2008年秋から連載してきたこのコラムは、今回が最終回となった。ご愛読に感謝する
とともに、特に若いサッカー選手たちに向けて、最後に「好きこそものの上手なれ」とい
うメッセージを伝えたい。
これまでも繰り返してきたが、サッカーというものは時代とともに戦術は変わるけど、
一人一人がプレーの質を高めることが大事なのは何も変わらない。体を強くする。ボデ
ィーバランスを高める。メンタル的にハードになる。ボールを止める、ける、ドリブルの
基本練習をしっかりする。そうした個人戦術が先にあるのは、サッカーの普遍的な原則だ。

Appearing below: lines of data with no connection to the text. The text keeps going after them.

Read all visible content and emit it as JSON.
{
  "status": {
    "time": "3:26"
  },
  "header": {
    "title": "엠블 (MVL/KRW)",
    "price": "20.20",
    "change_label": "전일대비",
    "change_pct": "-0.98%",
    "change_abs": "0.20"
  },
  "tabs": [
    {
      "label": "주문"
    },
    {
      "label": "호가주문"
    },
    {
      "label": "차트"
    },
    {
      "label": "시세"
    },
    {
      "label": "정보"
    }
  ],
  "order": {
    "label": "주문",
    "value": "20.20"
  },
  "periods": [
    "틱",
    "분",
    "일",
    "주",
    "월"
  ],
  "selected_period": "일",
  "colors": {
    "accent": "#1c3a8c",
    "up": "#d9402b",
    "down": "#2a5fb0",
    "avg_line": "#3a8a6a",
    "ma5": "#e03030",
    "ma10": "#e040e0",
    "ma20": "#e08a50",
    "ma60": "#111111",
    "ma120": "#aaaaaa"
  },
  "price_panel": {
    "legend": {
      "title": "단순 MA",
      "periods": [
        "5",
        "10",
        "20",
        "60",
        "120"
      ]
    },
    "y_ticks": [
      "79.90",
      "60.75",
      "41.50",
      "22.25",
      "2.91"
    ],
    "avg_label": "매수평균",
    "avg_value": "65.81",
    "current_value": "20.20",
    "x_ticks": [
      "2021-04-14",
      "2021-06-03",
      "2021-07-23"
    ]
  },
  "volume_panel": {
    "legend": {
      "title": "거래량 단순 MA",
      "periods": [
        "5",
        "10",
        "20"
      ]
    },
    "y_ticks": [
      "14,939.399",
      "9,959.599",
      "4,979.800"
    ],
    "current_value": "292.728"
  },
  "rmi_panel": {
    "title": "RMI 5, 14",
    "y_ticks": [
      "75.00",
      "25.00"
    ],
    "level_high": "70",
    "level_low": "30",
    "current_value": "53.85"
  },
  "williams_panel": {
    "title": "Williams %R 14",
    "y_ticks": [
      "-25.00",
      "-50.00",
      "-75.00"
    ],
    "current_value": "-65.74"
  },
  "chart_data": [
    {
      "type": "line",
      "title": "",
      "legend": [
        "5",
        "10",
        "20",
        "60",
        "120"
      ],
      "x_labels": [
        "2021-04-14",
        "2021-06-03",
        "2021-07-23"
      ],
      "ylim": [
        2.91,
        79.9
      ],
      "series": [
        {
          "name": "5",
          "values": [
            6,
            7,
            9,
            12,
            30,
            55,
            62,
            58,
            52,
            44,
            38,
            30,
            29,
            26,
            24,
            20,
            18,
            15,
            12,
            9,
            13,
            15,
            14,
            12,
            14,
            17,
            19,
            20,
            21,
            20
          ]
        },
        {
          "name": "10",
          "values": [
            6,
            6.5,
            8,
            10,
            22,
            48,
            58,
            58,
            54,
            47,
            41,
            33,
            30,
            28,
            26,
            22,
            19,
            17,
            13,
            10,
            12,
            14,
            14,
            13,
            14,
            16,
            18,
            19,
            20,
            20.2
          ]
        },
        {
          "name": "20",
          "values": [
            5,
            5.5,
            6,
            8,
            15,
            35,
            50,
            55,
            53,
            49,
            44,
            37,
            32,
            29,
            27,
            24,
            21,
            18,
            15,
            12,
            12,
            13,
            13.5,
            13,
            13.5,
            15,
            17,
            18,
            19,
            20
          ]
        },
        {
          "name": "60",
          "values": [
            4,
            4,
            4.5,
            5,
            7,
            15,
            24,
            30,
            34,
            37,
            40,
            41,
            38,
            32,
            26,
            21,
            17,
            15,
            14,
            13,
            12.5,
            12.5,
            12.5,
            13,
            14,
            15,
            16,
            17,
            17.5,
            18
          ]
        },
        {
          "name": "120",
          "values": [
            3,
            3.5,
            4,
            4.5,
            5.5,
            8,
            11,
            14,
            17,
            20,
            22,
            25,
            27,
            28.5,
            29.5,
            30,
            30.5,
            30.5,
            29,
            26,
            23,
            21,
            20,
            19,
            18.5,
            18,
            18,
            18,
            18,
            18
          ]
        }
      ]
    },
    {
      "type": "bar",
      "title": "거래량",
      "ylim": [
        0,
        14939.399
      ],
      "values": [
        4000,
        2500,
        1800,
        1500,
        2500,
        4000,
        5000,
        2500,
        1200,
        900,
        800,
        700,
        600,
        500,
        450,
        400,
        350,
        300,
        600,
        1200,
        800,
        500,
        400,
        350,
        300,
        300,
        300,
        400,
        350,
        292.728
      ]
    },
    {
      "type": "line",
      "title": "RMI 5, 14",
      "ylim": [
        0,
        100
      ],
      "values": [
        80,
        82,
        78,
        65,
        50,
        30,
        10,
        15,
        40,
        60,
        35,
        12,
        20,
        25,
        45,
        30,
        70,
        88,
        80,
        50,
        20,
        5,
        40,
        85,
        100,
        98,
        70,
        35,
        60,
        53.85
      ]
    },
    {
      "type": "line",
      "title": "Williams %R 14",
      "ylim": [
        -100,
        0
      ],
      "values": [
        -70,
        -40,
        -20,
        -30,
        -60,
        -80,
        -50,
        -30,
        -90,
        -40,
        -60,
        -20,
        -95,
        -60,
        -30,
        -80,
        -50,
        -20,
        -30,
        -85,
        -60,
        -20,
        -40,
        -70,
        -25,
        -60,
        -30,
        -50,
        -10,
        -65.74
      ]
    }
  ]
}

だから、選手は自分の能力を高めなければいけないのだが、その前に自分の特長が何な
のかを知る必要がある。それを踏まえて、自分にとっての最大の武器を磨かなければいけ
ない。万能なサッカー選手なんかいない。だからといって、すべての要素が平均的なのは
武器がないのも同然だ。
ある新聞記事にこんな内容のことが書いてあった。「天才はいない。それは努力の結果
であり、脳の働きから見れば、『天才』というものは、努力が尋常ではなく、余人が追随
を許さない鍛錬をする人だ」。つまり、天才と呼ばれる人は努力の仕方を知っている人で
あり、それがわからない人は能力の発揮の仕方を知らないから、天才になりえないという
ことだ。
僕も「天才肌」と言われたが、点の入れるための練習という点では、他の人がやらない
ようなことをやってきたことは以前から述べてきた通りだ。シュートも、ヘディングを強
くする方法も、自分にとって必要なことは特別にやってきたから、結果が出たわけだ。人
は何というか知らないが、僕が天才だとすれば、その本質は肉体にあったのではなく、そ
ういう鍛錬ができたこと自体にあったのだと思う。
>>2以降に続く
カテゴリ忘れてました、スイマセン
>>1続き
そして、その根底にはっきりあるのは、「ゴールの中にボールをけるのが好きだ」とい
うことだった。好きこそ物の上手なれ、だ。嫌いなことを、人間はしないものだ。それは
短所ととらえてもいい。逆に言えば、好きなことはその人にとっての長所だ。僕が正確で
強烈なシュートを打つために練習をし、そういうシュートを打てるような状況を作るべく
自己主張し、そのことについて「わがままだ」とか言われても何とも思わない姿勢に徹す
ることができたのは、ゴールにボールを突き刺すことが好きで好きでしょうがなかったか
らだ。
自分は何が他の選手より勝っているのか。サッカーで勝負するなら、それを知って自分
のスタイルを作ってほしい。小学生の頃は純粋にサッカーを楽しめばいい。でも、中学2
年、3年になったら、自分の特長が何かは、わかってくる年頃だ。自分の特長を生かせる
ことなら、それを伸ばすのは楽しいことだろう? ぜひ、そのことに没頭していってほし
い。好きなことなら、やり続けることができるだろう? そうやって、将来の自分にとっ
て大事なものを作り上げてほしい。
特に、FWは自分のスタイルや武器があってこそだ。強烈なシュートが打てる。ドリブ
ル突破が得意だ。ヘディングが強い。絶妙のタイミングでゴール前に飛び込むのがうまい。
どんな特長でもいい。自分の得意なスタイルを知り、それを磨いて欲しい。
日本代表は、そういうFWをいつだって待っているよ。